Prior to the use of polysomnographic studies, idiopathic hypersomnia (IH) was usually misdiagnosed as narcolepsy. Dement and colleagues first proposed that a diagnostic category other than narcolepsy should be used for patients who have excessive daytime sleepiness but do not have cataplexy, sleep paralysis, or sleep onset rapid eye movement episodes (36). Subsequently, various labels were proposed to designate this entity: essential narcolepsy (18), non-REM sleep narcolepsy (98), hypersomnia (104), hypersomnia with sleep drunkenness (107), idiopathic hypersomnia (106), idiopathic central nervous system hypersomnia (10), and again idiopathic hypersomnia (07). The previous sleep disorders classification parsed idiopathic hypersomnia into two categories based on sleep duration. Idiopathic hypersomnia with long sleep time (> 10 hours) entails excessive sleepiness with prolonged, unrefreshing naps lasting up to 3 or 4 hours, major sleep episodes of at least 10 to 14 hours in duration with difficulty waking up or sleep drunkenness, and no cataplexy. Idiopathic hypersomnia without long sleep time (< 10 hours) reflects excessive sleepiness and unintended, unrefreshing naps, with the major sleep episode lasting less than 10 hours, with difficulty waking up or sleep drunkenness, and no cataplexy (05). The 3rd edition of the International Classification of Sleep Disorders (ICSD-3) no longer dichotomizes idiopathic hypersomnia based on sleep duration (06) (see Table 1). However, built on efforts to better differentiate and refine the primary CNS hypersomnias, a number of experts in the field are calling for a reversal of this framework, given apparent differences between those with long versus short sleep time, particularly with idiopathic hypersomnia with short sleep and NT2 having hardly discernable phenotypes, suggesting excessive sleepiness (hypersomnolence) rather than true excessive sleep duration (hypersomnia) (43; 63; 90).

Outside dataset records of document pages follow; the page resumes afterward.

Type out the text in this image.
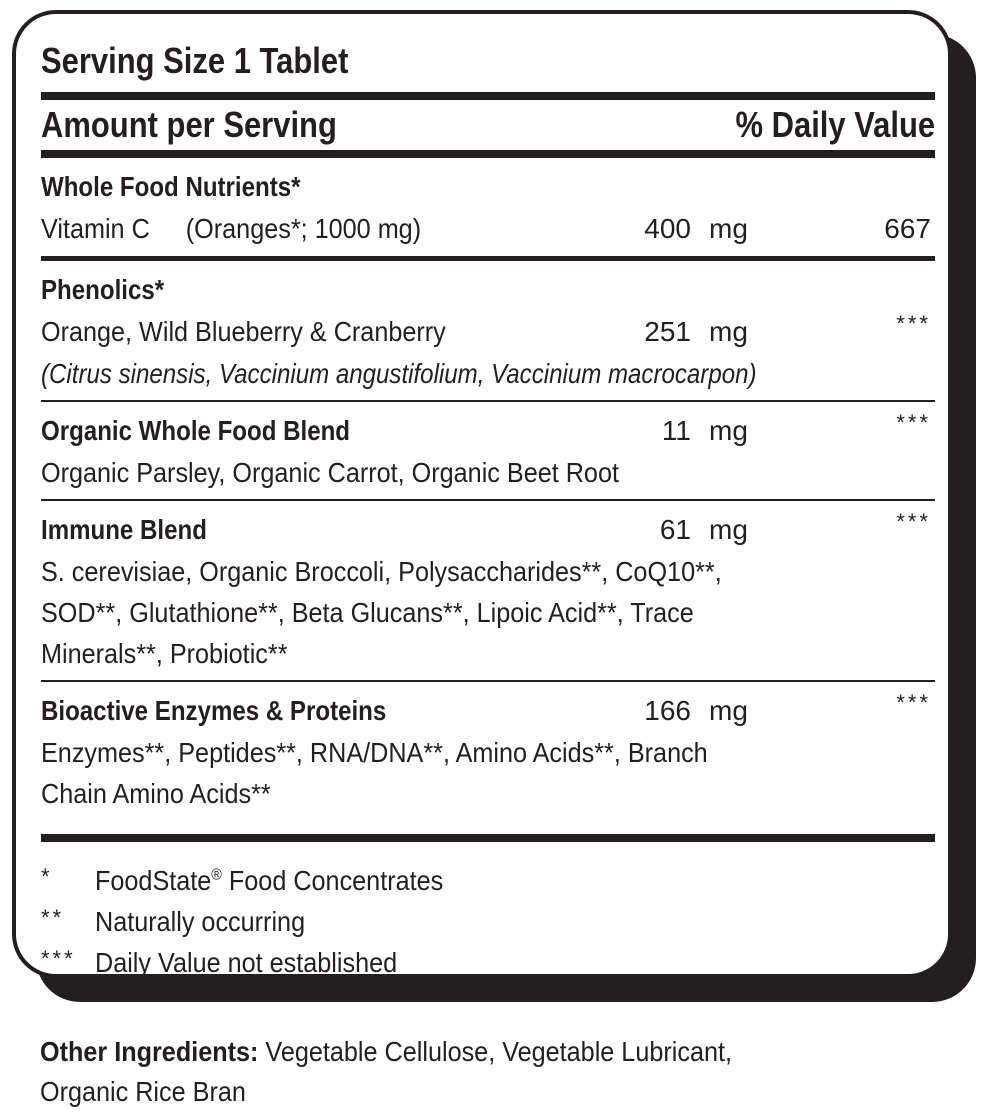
Serving Size 1 Tablet
Amount per Serving	% Daily Value
Whole Food Nutrients*
Vitamin C (Oranges*; 1000 mg)	400 mg	667
Phenolics*
Orange, Wild Blueberry & Cranberry	251 mg	***
(Citrus sinensis, Vaccinium angustifolium, Vaccinium macrocarpon)
Organic Whole Food Blend	11 mg	***
Organic Parsley, Organic Carrot, Organic Beet Root
Immune Blend	61 mg	***
S. cerevisiae, Organic Broccoli, Polysaccharides**, CoQ10**,
SOD**, Glutathione**, Beta Glucans**, Lipoic Acid**, Trace
Minerals**, Probiotic**
Bioactive Enzymes & Proteins	166 mg	***
Enzymes**, Peptides**, RNA/DNA**, Amino Acids**, Branch
Chain Amino Acids**
*	FoodState® Food Concentrates
**	Naturally occurring
*** Daily Value not established
Other Ingredients: Vegetable Cellulose, Vegetable Lubricant,
Organic Rice Bran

Table 1. Criteria for Idiopathic Hypersomnia

Idiopathic hypersomnia diagnostic criteria (must meet criteria A to F)

A. Patient has daily periods of irrepressible need to sleep or daytime lapses into sleep occurring for at least 3 months

B. Cataplexy is absent

C. Multiple sleep latency test (MSLT) shows fewer than two sleep onset REM periods or no sleep onset REM periods if the REM latency on the preceding polysomnogram was < or = 15 minutes

D. Presence of at least one of the following:

1. MSLT shows a mean sleep latency of < or = 8 minutes

2. Total 24-hour sleep time is > or = 660 minutes on 24-hour polysomnographic monitoring (performed after correction of chronic sleep deprivation), or by wrist actigraphy in association with a sleep log (averaged over at least 7 days with unrestricted sleep)

E. Insufficient sleep syndrome is ruled out

F. Hypersomnolence and/or MSLT findings are not better explained by another sleep disorder, other medical or psychiatric disorder, or use of drugs or medications

Supportive findings

• Severe and prolonged sleep inertia (sleep drunkenness)

• High sleep efficiency (> or =90%) on polysomnogram

• Total 24-hour sleep time required for diagnosis is adapted based on normal changes in sleep duration for development (children, adolescents) and cultural variance.